In 2014, as a Cherokee Nation citizen, Fields advocated for the tribal council to raise the age of consent for sex from 14-years-old to 16-years-old.

In 2016, Fields hosted the Charles Head Memorial Native Youth Summit, an alliance to stop violence against Native American women.

In 2018, Fields sat on the board of directors for the National Urban Indian Youth Alliance.

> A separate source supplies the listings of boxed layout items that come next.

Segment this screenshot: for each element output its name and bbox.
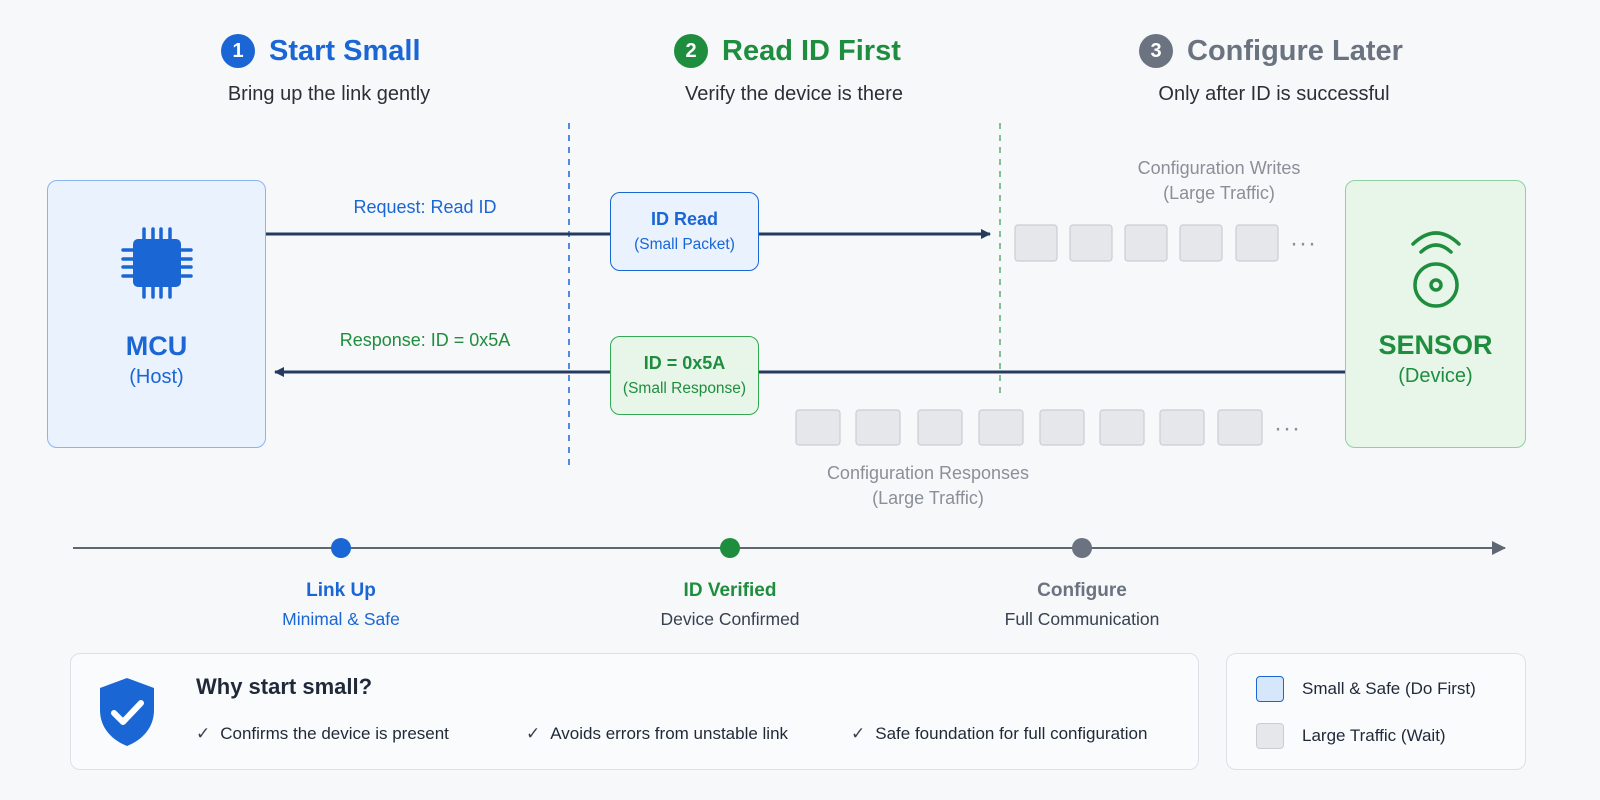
- config-write-packet: [1179, 224, 1223, 262]
- legend-label-large: Large Traffic (Wait): [1302, 726, 1446, 745]
- sensor-name: SENSOR: [1378, 330, 1493, 360]
- config-write-packet: [1124, 224, 1168, 262]
- mcu-name: MCU: [125, 331, 188, 361]
- config-write-packet: [1069, 224, 1113, 262]
- step-3-header: 3 Configure Later: [1139, 34, 1403, 68]
- config-response-packet: [855, 409, 901, 446]
- legend-swatch-large: [1256, 723, 1284, 749]
- why-point-3: ✓ Safe foundation for full configuration: [851, 724, 1147, 744]
- check-icon: ✓: [526, 724, 541, 743]
- why-title: Why start small?: [196, 674, 373, 699]
- config-writes-line1: Configuration Writes: [1137, 158, 1301, 178]
- config-response-packet: [917, 409, 963, 446]
- wireless-sensor-icon: [1410, 231, 1461, 308]
- why-point-1-text: Confirms the device is present: [220, 724, 449, 743]
- chip-icon: [120, 227, 193, 299]
- timeline-dot-configure: [1072, 538, 1092, 558]
- mcu-host-box: MCU (Host): [47, 180, 266, 448]
- timeline-id-verified-title: ID Verified: [683, 580, 777, 601]
- mcu-role: (Host): [129, 366, 184, 388]
- config-response-packets: [795, 409, 1263, 446]
- step-3-subtitle: Only after ID is successful: [1158, 83, 1390, 105]
- id-response-packet-subtitle: (Small Response): [622, 380, 747, 397]
- config-responses-line1: Configuration Responses: [826, 463, 1030, 483]
- request-label: Request: Read ID: [353, 197, 497, 217]
- config-responses-ellipsis: ···: [1274, 415, 1301, 442]
- check-icon: ✓: [196, 724, 211, 743]
- legend-swatch-small: [1256, 676, 1284, 702]
- step-1-subtitle: Bring up the link gently: [227, 83, 431, 105]
- sensor-role: (Device): [1398, 365, 1473, 387]
- timeline-dot-id-verified: [720, 538, 740, 558]
- config-responses-line2: (Large Traffic): [872, 488, 984, 508]
- why-point-2-text: Avoids errors from unstable link: [550, 724, 789, 743]
- response-label: Response: ID = 0x5A: [339, 330, 511, 350]
- config-write-packet: [1014, 224, 1058, 262]
- id-read-packet-title: ID Read: [650, 209, 719, 229]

==Awards and recognition==

=== Awards ===
- 2013 Center for Native American for Youth Champion for Change Award
- 2013 Oklahoma's Governor's Commendation and creation of Cierra Fields Day, on May 9, 2013, for the State of Oklahoma
- 2013 Cherokee Nation Tribal Resolution #13-042 Recognizing tribal citizen, Cierra Fields
- 2014 Cherokee Nation Distinguished Spirit of Life Award Winner
- 2014 President Obama's Volunteer Service Award Winner
- 2015 Prudential Spirit of Community Award-Bronze Award
- 2015 Soroptomist International Violet Richardson Southwest Award Winner
- 2016 Attendee of the White House United State of Women Summit
- 2016 Honoree class of Unity 25 under 25 youth leadership conference
- 2016 United Nations SustainUS Delegate to the United Nations 58th Commission on the Status of Women
- 2016 United State of Women Summit White House Change Maker
- 2017 Recipient of $10,000 Make Sense Foundation college scholarship

=== Honors ===
- 2013-2016 White House Tribal Leaders Conference Cherokee Nation Youth Representative
- 2014-2017 Center for Native American Youth Advisor
- 2014-2016 We R Native National Youth Ambassador
- 2014-2016 National Congress of American Indians Youth Cabinet Member
- 2016-2017 Ralience Youth Board Member
- 2014-2017 White House Tribal Youth Gathering Ambassador
- Guest speaker at the Interfaith Service during the Let Freedom Ring 50th Anniversary of Martin Luther King, Jr.'s historic march on Washington D.C.